A Giant Swallowtail greets me on my return home to Tucson.  This butterfly was laying eggs on my citrus plants in our garden. We all live in an amazing world!
As Las Aventuras leaves the neotropical world behind, we return back to Madera Canyon and begin the third chapter of "Americano". Until next time friends.........


  1. Great trip for sure, I can hear your enthusiasm in your words. I bet a LOT of us birders would have loved to have been with you!

  2. Well that was a lovely round up from your last day there and you eventually saw the PARROTS.
    A good things must come to an end and you did look well especially after so many birds continual birding. I have a cow milk jug here which my grand children love when they come.

  3. Your clear writing with sufficient details had me wanting to do a bird check list of your sightings as if they were my own! Wonderful, memorable trip for you and I have no doubt that you will not wait overly long to return.

  4. Hi Chris, it was an awesome trip! I am envious! My favorites are the parakeets and the groove-billed Ani. Great post!

  5. Looks like you had a wonderful trip to Mexico!
    I love parrots and I enjoyed every one of the photos in this post, particularly those of Parrots.
    The creamer pot is cool too.
    Have a Happy Week!
    Peace :)

  6. Wonderful pictures, but the Swallowtail butterfly is my favourite.

  7. Have so enjoyed reading about your wonderful trip, wildlife and experiences :) A lovely last day too - its great to see the variety of birds seen in a more urban environment :) I love the little cow milk jug and that last photo of the butterfly :)

  8. I'm also from Wisconsin! Scarlet Macaws have the most annoying squawk I've ever heard. But I'm glad they do. Then you don't miss a sighting. The trip looked amazing. Breakfast is delicious in Central America too.

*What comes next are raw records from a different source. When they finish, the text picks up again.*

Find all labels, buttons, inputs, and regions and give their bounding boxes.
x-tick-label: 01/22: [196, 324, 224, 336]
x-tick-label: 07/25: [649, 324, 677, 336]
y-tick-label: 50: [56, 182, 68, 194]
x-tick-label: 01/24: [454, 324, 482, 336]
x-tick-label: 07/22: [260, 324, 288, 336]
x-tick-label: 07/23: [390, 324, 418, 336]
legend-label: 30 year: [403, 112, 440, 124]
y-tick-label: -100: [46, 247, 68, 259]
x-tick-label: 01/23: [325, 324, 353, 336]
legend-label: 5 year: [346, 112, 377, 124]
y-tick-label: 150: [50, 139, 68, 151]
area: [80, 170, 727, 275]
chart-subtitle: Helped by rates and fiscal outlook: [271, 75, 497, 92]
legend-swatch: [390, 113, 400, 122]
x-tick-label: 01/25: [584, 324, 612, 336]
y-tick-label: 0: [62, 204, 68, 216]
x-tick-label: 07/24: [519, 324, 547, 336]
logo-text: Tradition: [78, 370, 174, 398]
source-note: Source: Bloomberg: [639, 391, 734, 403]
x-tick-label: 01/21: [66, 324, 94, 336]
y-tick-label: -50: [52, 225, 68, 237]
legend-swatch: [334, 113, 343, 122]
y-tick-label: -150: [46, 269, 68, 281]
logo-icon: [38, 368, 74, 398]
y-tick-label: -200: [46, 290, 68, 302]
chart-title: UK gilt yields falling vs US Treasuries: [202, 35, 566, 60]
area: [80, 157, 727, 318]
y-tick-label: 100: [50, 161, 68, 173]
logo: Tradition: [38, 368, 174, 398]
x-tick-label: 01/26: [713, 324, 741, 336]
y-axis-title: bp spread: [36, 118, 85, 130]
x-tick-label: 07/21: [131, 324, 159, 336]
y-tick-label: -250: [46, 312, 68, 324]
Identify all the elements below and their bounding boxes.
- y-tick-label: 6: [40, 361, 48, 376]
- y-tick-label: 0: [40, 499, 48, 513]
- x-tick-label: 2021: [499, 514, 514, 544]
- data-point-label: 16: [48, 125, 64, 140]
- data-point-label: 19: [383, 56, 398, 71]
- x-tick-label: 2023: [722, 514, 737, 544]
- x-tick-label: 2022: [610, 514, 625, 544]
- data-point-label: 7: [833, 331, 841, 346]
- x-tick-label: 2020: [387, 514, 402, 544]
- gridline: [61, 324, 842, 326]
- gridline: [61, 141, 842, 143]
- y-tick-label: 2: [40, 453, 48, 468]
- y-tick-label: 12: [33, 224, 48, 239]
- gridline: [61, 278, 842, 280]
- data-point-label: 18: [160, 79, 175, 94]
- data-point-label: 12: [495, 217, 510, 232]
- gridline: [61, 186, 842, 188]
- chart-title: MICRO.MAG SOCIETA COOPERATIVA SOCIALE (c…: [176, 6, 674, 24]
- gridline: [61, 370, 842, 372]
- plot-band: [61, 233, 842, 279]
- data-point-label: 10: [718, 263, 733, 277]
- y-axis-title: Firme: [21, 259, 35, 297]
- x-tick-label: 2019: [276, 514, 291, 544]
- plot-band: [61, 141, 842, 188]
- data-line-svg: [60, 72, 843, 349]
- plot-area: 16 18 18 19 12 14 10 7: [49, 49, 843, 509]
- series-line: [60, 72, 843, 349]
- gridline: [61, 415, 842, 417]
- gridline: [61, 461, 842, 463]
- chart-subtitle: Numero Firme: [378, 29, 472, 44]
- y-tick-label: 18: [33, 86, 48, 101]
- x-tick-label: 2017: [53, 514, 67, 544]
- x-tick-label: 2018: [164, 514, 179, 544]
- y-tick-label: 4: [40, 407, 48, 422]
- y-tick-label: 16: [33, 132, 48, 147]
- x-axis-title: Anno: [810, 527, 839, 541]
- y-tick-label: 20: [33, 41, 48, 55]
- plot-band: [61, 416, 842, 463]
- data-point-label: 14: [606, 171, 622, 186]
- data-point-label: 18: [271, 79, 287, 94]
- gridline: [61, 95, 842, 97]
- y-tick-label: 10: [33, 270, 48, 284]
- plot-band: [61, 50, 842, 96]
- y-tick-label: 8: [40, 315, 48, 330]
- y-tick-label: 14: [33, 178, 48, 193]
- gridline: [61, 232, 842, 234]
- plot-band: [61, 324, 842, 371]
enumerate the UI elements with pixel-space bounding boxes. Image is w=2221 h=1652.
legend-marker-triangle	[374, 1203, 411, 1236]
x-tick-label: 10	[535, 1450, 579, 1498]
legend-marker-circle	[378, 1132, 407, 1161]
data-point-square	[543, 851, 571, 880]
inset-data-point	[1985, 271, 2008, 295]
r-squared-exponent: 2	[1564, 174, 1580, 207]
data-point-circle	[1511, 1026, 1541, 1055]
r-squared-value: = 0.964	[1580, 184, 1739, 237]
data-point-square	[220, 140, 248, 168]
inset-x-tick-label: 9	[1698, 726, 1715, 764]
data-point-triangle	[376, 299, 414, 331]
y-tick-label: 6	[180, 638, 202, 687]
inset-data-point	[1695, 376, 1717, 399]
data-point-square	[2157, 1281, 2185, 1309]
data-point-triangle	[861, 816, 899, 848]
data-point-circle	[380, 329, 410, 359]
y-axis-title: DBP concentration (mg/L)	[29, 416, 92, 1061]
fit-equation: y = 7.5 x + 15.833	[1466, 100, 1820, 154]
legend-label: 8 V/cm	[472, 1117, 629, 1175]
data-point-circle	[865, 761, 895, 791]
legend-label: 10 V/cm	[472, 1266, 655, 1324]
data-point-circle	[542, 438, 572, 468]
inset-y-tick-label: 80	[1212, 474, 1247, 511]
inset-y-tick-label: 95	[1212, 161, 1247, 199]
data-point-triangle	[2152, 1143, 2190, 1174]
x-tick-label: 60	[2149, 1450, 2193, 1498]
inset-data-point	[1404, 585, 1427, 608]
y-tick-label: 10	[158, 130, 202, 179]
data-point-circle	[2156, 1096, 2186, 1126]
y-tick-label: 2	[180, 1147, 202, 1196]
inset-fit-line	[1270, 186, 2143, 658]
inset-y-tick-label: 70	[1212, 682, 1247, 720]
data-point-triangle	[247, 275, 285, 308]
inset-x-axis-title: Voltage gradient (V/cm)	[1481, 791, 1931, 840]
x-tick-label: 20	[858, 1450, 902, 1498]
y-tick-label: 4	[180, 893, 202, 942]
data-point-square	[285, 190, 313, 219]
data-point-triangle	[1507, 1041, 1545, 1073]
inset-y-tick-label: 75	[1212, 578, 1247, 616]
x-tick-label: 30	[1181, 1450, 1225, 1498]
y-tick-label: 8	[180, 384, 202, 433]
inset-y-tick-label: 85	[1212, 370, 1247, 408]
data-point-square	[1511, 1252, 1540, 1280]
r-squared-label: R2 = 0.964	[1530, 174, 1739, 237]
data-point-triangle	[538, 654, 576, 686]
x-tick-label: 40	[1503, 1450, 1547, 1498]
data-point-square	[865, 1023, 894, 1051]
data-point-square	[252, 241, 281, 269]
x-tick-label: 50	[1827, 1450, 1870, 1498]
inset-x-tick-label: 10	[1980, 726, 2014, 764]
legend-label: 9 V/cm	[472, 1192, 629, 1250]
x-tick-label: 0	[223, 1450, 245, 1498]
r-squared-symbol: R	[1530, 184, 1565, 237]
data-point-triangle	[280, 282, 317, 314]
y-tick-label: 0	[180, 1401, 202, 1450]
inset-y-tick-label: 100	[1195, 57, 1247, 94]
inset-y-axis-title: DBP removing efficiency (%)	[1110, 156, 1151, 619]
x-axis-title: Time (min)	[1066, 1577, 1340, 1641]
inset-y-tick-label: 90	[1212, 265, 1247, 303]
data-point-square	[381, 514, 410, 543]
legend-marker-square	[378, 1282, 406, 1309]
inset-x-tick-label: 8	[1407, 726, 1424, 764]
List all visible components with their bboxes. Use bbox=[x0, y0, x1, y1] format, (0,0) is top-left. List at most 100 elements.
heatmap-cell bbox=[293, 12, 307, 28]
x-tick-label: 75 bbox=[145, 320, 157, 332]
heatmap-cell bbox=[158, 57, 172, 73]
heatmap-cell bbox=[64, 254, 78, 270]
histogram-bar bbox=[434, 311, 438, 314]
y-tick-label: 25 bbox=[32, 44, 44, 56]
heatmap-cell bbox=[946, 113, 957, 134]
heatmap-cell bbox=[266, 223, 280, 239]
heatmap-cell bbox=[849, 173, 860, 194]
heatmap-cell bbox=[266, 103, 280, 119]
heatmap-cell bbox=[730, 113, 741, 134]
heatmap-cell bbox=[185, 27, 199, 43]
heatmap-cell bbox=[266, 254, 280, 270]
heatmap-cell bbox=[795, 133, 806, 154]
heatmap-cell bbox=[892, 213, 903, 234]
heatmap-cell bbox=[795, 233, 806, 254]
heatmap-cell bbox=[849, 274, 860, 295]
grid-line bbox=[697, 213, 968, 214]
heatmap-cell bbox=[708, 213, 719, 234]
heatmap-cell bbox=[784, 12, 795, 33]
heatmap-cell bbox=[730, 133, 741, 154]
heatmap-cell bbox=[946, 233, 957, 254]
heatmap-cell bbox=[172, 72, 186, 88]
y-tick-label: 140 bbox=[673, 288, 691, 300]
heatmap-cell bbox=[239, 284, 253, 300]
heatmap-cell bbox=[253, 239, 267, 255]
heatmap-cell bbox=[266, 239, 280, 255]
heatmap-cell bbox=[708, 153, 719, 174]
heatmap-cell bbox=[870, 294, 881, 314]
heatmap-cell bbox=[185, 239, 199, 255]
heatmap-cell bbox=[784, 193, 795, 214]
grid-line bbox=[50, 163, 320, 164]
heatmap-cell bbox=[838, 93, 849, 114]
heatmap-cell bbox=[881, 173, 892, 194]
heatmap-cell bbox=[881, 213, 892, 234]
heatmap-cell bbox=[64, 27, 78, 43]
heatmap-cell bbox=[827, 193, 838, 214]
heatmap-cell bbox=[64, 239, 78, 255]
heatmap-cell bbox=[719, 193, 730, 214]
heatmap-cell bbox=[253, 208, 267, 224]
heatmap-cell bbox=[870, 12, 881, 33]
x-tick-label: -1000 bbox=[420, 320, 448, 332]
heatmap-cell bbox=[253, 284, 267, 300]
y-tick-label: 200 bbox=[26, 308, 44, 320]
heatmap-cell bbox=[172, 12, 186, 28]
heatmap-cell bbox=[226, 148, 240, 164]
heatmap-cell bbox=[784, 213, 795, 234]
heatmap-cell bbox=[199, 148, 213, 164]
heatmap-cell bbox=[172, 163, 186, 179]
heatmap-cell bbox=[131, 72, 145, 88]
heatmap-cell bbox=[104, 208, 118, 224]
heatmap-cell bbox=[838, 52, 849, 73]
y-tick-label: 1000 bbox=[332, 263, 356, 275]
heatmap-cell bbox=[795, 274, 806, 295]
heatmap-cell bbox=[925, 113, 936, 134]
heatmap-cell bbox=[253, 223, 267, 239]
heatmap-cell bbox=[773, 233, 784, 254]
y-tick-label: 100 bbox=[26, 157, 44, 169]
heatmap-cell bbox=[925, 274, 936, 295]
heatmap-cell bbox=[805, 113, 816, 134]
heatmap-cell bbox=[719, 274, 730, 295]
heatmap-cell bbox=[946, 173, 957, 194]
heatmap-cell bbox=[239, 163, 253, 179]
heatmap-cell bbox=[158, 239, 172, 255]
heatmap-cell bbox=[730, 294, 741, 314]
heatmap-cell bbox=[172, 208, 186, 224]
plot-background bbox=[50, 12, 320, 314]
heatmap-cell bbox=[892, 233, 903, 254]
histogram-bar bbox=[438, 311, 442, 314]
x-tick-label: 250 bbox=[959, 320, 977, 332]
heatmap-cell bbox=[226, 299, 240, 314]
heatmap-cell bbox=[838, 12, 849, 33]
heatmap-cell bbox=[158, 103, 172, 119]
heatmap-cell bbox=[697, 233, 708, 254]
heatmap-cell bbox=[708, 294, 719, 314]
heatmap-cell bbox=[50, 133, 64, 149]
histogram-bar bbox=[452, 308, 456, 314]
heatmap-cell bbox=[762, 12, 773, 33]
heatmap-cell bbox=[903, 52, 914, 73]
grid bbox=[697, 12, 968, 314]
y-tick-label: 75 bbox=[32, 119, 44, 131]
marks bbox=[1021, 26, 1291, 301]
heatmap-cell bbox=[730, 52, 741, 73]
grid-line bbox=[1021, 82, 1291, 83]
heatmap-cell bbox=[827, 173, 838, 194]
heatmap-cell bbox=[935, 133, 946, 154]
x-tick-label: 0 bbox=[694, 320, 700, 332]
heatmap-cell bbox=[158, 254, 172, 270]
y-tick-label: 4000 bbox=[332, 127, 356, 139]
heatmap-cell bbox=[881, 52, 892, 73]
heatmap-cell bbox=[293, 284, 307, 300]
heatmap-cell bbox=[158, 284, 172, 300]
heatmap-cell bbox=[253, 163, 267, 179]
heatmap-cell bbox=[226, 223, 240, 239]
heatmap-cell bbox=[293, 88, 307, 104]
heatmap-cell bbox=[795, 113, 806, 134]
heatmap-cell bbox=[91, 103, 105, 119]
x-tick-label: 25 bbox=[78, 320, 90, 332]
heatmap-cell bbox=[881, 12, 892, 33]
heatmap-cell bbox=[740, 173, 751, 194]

  9. Oh, Chris...this was such a sweet post, like a boy returning home, in a sense, and I am sorry you will have to wait to return. I loved the birds! But I also loved the Mexican breakfast and that cute picture of you with the cow creamer! I'm being grandmotherish, right now...sorry. :-) You found some amazing birds just in that park! The Ani of course is so beautiful and tropical but I loved that you found that Grey-Breasted Marton! Looks like the entire trip was amazing, and I loved sharing it on here (and facebook) with you!

  10. You finished on a high Chris. Another great write up. Looks like you found a new birding site at Caña Hueca for all those who are now going to follow your lead. I'm not a fan of parrots and parakeets either but I put that down to regarding them as cage birds even though I know that there are many species in the wild. We don't have any in the UK either so the whole family is difficult to relate to.

  11. Really enjoy seeing your trips. Thanks for keeping us along for the ride. The cow pitcher is too cute.

  12. Great birds, terrific photographs, delicious food, fantastic trip! Thank you for continuing to share your adventures! (Totally jealous, of course!)

    Very nice post, Chris!

  13. Chris, what an amazing trip. I love it that you birded some unbirded places and created a new eBird Hotspot! wonderful! I am glad you explained that food you were eating because I had never heard of it before and couldn't figure out what it was from the picture! I am still playing catch-up on my blog reading and hope to get to the rest of it soon! You will return to this place, I am sure!